Mindfulness (Or Throw Nothing Out)

I was giving a cooking lesson to my friend Tracy’s “gourmet group” recently, and was telling the ladies about cooking a duck and using every part of it — the meat, the skin, the liver, the bones — and getting some winces from the girls. (I know, ducks are cute…) But I was making a point of not wasting and using as much as you can of an animal that has died for your sustenance (and/or pleasure). It’s the sacred thing to do.

My wife and I once had a grilled fish on the beach in Mazatlan — it took the guy 2 hours to cook it, he told us his story, about his life and family, gave us Pacificos, and finally presented the grilled fish in all its glory. We felt honored to be eating it, squeezed with lime, drizzled with salsa, wrapped in tortillas. This is what eating should be. I cooked a whole Japanese sea bass on the grill a few nights ago, head and all. We picked the meat from the bones, just like in Mazatlan, made tacos. Then I threw the bones and head into a pot of water with an onion, bay leaf, celery found limp in the veggie drawer… and made a stock. I froze the stock in ziploc bags to have when I want it for fish soup, paella, whatever. Most people would’ve simply thrown the bones away. But respecting the animal is the sacred thing to do. And you get a few more meals out of it, which in difficult economic times is also the smart thing to do.

I was at dinner at a friends house a few weeks ago. She bought a roast chicken somewhere, served us the meat, and was getting ready to throw the bones away. “Can I have those?” I said. The bones from a roast chicken you buy at the market or wherever will make the BEST chicken stock you’ve ever had. Throw it in water with an onion, carrot and bay leaf, some salt, simmer for an hour or so, and strain.

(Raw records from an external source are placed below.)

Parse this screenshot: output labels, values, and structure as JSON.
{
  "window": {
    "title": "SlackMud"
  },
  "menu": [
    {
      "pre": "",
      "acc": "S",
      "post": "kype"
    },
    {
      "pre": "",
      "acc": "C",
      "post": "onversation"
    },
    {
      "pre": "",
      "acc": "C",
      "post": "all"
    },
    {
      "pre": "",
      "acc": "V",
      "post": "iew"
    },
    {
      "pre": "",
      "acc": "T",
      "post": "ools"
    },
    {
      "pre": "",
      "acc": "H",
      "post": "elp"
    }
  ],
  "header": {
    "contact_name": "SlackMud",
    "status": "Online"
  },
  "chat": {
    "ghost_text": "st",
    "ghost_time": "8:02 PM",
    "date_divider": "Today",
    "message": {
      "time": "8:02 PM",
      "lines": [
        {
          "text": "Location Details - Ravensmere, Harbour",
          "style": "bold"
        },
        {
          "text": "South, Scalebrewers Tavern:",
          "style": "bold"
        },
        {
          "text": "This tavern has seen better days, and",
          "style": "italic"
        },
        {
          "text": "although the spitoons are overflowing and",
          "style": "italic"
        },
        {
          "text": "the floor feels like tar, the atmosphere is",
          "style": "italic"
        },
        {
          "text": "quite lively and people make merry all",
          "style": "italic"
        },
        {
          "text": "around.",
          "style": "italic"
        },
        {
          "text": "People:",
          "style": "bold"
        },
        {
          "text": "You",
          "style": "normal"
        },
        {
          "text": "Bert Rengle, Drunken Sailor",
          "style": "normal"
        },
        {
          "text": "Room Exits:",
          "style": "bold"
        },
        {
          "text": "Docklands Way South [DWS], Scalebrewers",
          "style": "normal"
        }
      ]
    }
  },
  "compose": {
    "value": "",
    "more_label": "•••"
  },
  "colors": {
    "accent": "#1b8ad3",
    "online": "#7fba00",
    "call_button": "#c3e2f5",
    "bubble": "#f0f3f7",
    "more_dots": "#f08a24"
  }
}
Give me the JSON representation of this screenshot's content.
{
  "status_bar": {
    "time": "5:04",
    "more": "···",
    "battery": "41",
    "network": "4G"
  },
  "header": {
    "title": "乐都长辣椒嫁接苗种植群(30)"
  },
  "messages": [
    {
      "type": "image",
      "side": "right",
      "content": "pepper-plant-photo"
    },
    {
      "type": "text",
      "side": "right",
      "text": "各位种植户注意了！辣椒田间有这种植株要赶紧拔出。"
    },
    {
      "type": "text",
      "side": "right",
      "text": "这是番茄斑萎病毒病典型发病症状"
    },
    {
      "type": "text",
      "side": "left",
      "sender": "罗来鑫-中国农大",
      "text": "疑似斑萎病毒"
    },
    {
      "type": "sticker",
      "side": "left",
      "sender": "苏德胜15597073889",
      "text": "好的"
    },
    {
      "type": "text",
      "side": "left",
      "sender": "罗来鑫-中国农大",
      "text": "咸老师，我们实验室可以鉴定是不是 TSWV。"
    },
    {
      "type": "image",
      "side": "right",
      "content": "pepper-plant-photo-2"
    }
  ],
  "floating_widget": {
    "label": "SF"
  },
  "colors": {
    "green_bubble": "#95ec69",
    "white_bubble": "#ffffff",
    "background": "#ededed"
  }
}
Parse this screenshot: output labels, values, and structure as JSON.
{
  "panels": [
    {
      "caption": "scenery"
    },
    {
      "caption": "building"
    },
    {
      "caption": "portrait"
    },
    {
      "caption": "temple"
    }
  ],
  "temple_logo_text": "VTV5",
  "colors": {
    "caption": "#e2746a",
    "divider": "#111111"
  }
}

Mindfulness is the most important aspect of cooking. Mindful of your ingredients and their freshness. Mindfulness of the seasons. Mindfulness of your body and what you put into it. People along the Adriatic eat lots of fresh fish, they pour olive oil liberally over EVERYTHING, they eat pork and beef grazed on the farms around them, they eat fresh butter and greens foraged from the hills, or that they grew themselves. They linger hours over their meals, conversing,  and drink more wine than the average American. And they live longer than anyone else on earth.